Voilà ce que la situation du Chili a inspiré comme texte à Hélène Cixous
Chaque fois que je passais devant la tombe de Charles Baudelaire au Cimetière Montparnasse, je me demandais ce que signifiaient, jetés ou posés sur la dalle, ces tickets de métro. Et lui qu'en pensait-il, le poète enfermé sous les pieds de son beau-père le Général Aupick ? Que fait-on avec ce petit rectangle de papier, juste de quoi griffonner le premier vers d'un sonnet ?
Modeste mais efficace Visa pour le Voyage, Invitation à sortir d'une vie tombale pour la douceur d'aller là-bas vivre ensemble
Mais c'est un songe.
Et voilà qu'en réalité, même ce simple petit billet de liberté, on te le confisquerait ?
C'est alors que du Chili est venue la réponse à mon interrogation, une clameur de colère, un cri d'indignation tragique. Cet hymne de révolte contre les Ogres Régnants aux cerveaux cousus d'or, qui disputent aux pauvres leur unique euro. Oui, on peut se lancer à l'assaut d'un trône pour défendre le droit à un ticket de métro. On n'aime jamais trop ce gage de liberté, cet humble certificat de dignité.
D'ailleurs les Ogres Régnants ne (se) trompent pas sur l'objet de leur rapacité. Cette attaque sur le minimum vital n'était que le signal d'une guerre primitive sans merci, animée par le désir le plus archaïque de violer, l'envie d'en découdre avec la fierté de la vie, l'appétit d'humiliation, le déchaînement des avidités sadiques. Et voilà que les forces de l'Ogre, la police, l'armée, lâchées sur le gibier, sont rendues à des férocités antiques, tristes représentantes de leurs Supérieurs aux corps sans cœur, sans oreilles, sans yeux, sans everything, tueurs de femmes et donc d'enfants et donc d'avenir.
– Mais pourquoi écoutes-tu en frémissant les plaintes venues du Chili ? Ce n'est pas parce que tu y as de la famille qui, quand l'époque était nazie, s'y réfugia ? Ce n'est pas parce que tu y as des amis, des femmes, des artistes, des courageux, des rêveuses, des lettrés, des travailleurs ? D'ailleurs tu n'y a jamais été. D'ailleurs le Chili est arrivé dans ta vie jadis par le sublime Tremblement de Terre du Chili, de Kleist. Qu'est-ce qui explique ton battement de cœur, ces jours-ci ? C'est à cause du ticket de métro ?

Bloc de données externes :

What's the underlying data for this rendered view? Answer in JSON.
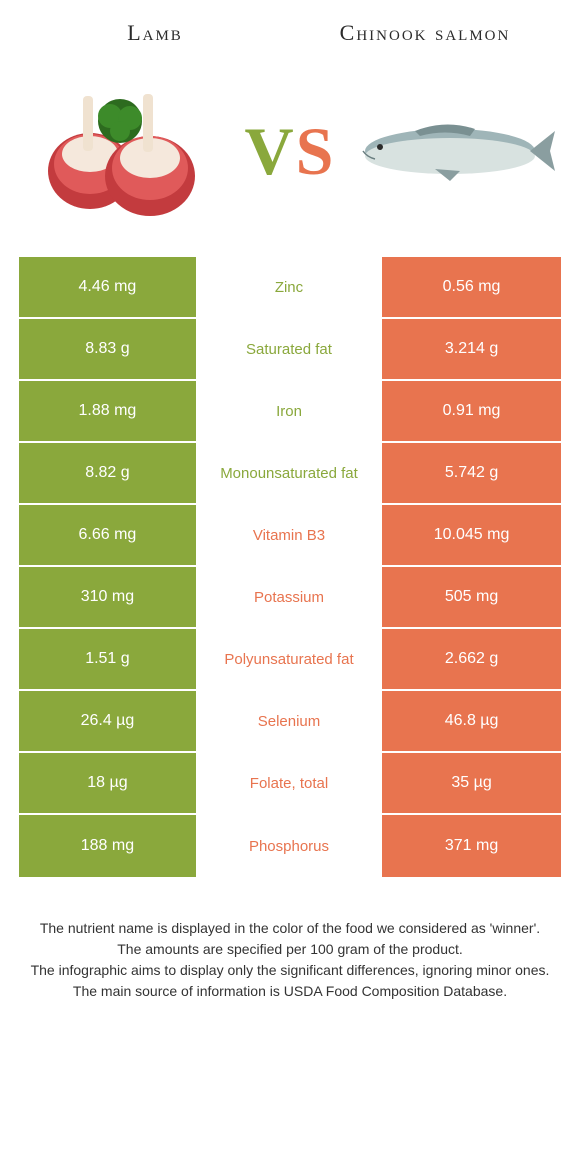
{
  "header": {
    "left_title": "Lamb",
    "right_title": "Chinook salmon"
  },
  "vs": {
    "v": "V",
    "s": "S"
  },
  "colors": {
    "lamb": "#8aa83c",
    "salmon": "#e8744f",
    "background": "#ffffff",
    "text": "#333333"
  },
  "rows": [
    {
      "nutrient": "Zinc",
      "lamb": "4.46 mg",
      "salmon": "0.56 mg",
      "winner": "lamb"
    },
    {
      "nutrient": "Saturated fat",
      "lamb": "8.83 g",
      "salmon": "3.214 g",
      "winner": "lamb"
    },
    {
      "nutrient": "Iron",
      "lamb": "1.88 mg",
      "salmon": "0.91 mg",
      "winner": "lamb"
    },
    {
      "nutrient": "Monounsaturated fat",
      "lamb": "8.82 g",
      "salmon": "5.742 g",
      "winner": "lamb"
    },
    {
      "nutrient": "Vitamin B3",
      "lamb": "6.66 mg",
      "salmon": "10.045 mg",
      "winner": "salmon"
    },
    {
      "nutrient": "Potassium",
      "lamb": "310 mg",
      "salmon": "505 mg",
      "winner": "salmon"
    },
    {
      "nutrient": "Polyunsaturated fat",
      "lamb": "1.51 g",
      "salmon": "2.662 g",
      "winner": "salmon"
    },
    {
      "nutrient": "Selenium",
      "lamb": "26.4 µg",
      "salmon": "46.8 µg",
      "winner": "salmon"
    },
    {
      "nutrient": "Folate, total",
      "lamb": "18 µg",
      "salmon": "35 µg",
      "winner": "salmon"
    },
    {
      "nutrient": "Phosphorus",
      "lamb": "188 mg",
      "salmon": "371 mg",
      "winner": "salmon"
    }
  ],
  "footer": {
    "line1": "The nutrient name is displayed in the color of the food we considered as 'winner'.",
    "line2": "The amounts are specified per 100 gram of the product.",
    "line3": "The infographic aims to display only the significant differences, ignoring minor ones.",
    "line4": "The main source of information is USDA Food Composition Database."
  }
}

– C'est à cause du titre de transport. C'est à cause du prix de l'essence en France. Chili, ces jours-ci, c'est le nom de chaque soulèvement puissant et poétique, qui s'écrie dans les rues de tout pays ou continent où la rage lumineuse contre l'iniquité soulève la dalle de silence et repousse l'enterrement vivant.
– Mais tu n'oublies pas, je l'espère, que Baudelaire vivant était misogyne, antisémite ?
– Je n'oublie pas. Je lui ai seulement emprunté un ticket de métro de rêve et le souvenir d'une révolte répétée et vaine d'un fils contre un Aupick, figure de l'Autorité phallocratique.
Chacun doit défendre à sa place le droit à la liberté de tous nos mouvements.
En chilien le peuple défend, pour tous les semblables, el boleto de metro.